SEPTEMBER 18, 2019
By D.L. Blount and J. A. McGrath, DLBA Naval Architects, USA
The combination of increasing vessel size and higher speed requirements are driving hull form design into new areas (think of the new launch by SilverYachts’ recent launch of M/Y BOLD, the 85m fast explorer capable of 24 knots). In this expanded trade space where decisions are made regarding hull form, there are lots of options. Potential hull forms include round bilge, hard chine, and double chine hull forms. Because these hull form types are classified or characterized differently in their traditional naval architectural coefficients, the need exists to create a universal metric for the comparison of the different shapes and their relative performance. DLBA undertook a study to identify and summarize the different systematic hull form series available in the public domain. The results of this study are captured in this technical paper by Blount & McGrath. Perhaps the most significant conclusion is that, for minimum resistance, irrespective of the hull form, the slenderness ratio of the hull (L/∇1/3) should be kept above 6.5 for minimum resistance when operating at speeds in the semi-displacement regime.
In case you would like to receive the full paper, or discuss about this subject, please contact Jeffrey Bowles.
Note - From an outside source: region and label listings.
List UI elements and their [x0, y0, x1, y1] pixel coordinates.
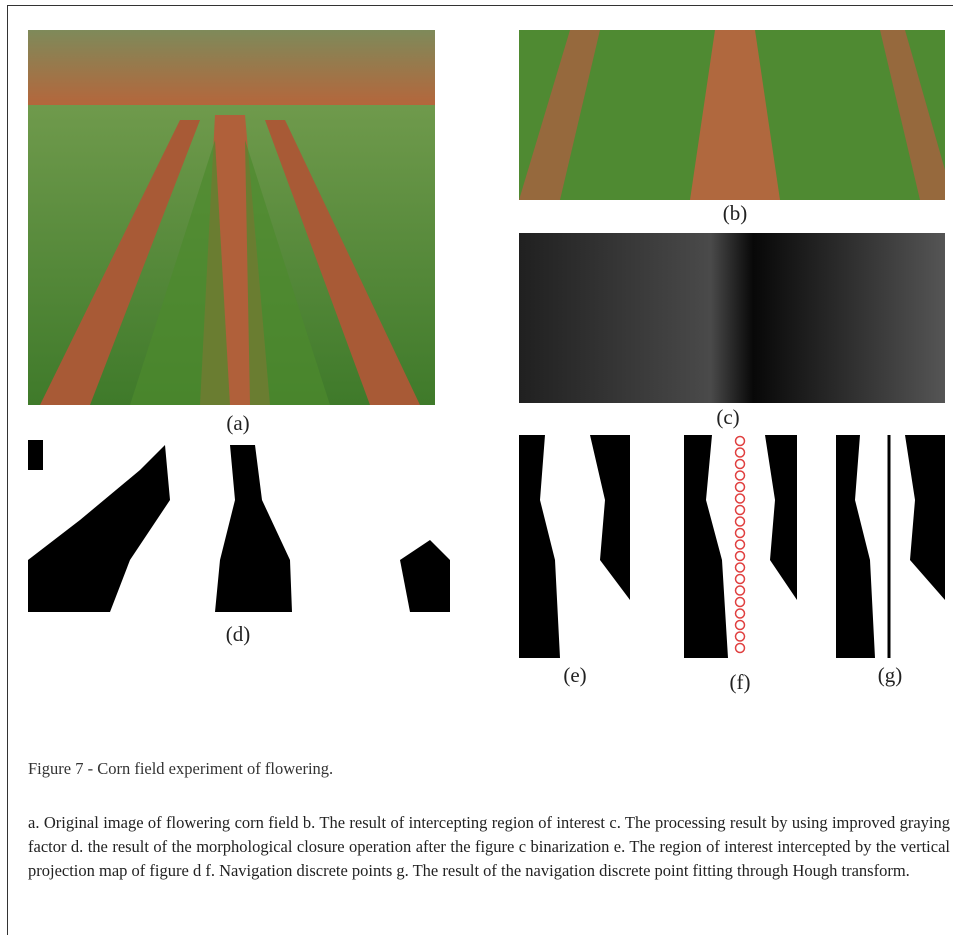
binary-g: [836, 435, 945, 658]
description: a. Original image of flowering corn fiel…: [28, 811, 950, 883]
panel-label: (e): [563, 663, 586, 687]
binary-d: [28, 440, 450, 612]
binary-f: [684, 435, 797, 658]
panel-label: (g): [878, 663, 903, 687]
binary-e: [519, 435, 630, 658]
panel-label: (b): [723, 201, 748, 225]
gray-image: [519, 233, 945, 403]
page: (a) (b) (c) (d) (e) (f) (g) Figure 7 - C…: [0, 0, 955, 929]
photo-b: [519, 30, 945, 200]
photo-a: [28, 30, 435, 405]
caption: Figure 7 - Corn field experiment of flow…: [28, 759, 333, 779]
panel-label: (c): [716, 405, 739, 429]
panel-label: (f): [730, 670, 751, 694]
figure: (a) (b) (c) (d) (e) (f) (g): [0, 0, 955, 720]
panel-label: (d): [226, 622, 251, 646]
panel-label: (a): [226, 411, 249, 435]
Mega yachts are growing in scale. The combination of cruise and maximum speeds, along with increase in hull lengths result in operational Froude numbers, FL, between 0.3 and 1.0. The concentration of current mega yacht projects have FL between 0.3 and 0.6 with few approaching FL = 1.0. Hull forms with different transverse sections show a variation in resistance characteristics for similar slenderness ratios in this range of Froude numbers. Resistance values among other geometric considerations are sensitive to slenderness ratio and longitudinal center of gravity, LCG. On occasion, LCG shifts, stern wedges and bulbous bows are techniques being employed to achieve minimum resistance for traditional displacement hull forms. However, these techniques need to be approached with caution as transverse instabilities can result at speeds greater than 22 to 25 knots. Hull form variants incorporating flow-separating spray rails become significant at high speeds. 500 mt was selected as being representative of a typical displacement for mega yachts. Model test data were scaled to make comparisons and analyses of bare hull resistance of many available experimental hull series. Thus, this paper addresses resistance variations related to different hull forms, slenderness ratio and other hull characteristics along with suggested design criteria for forecasting the threshold of dynamic transverse stability.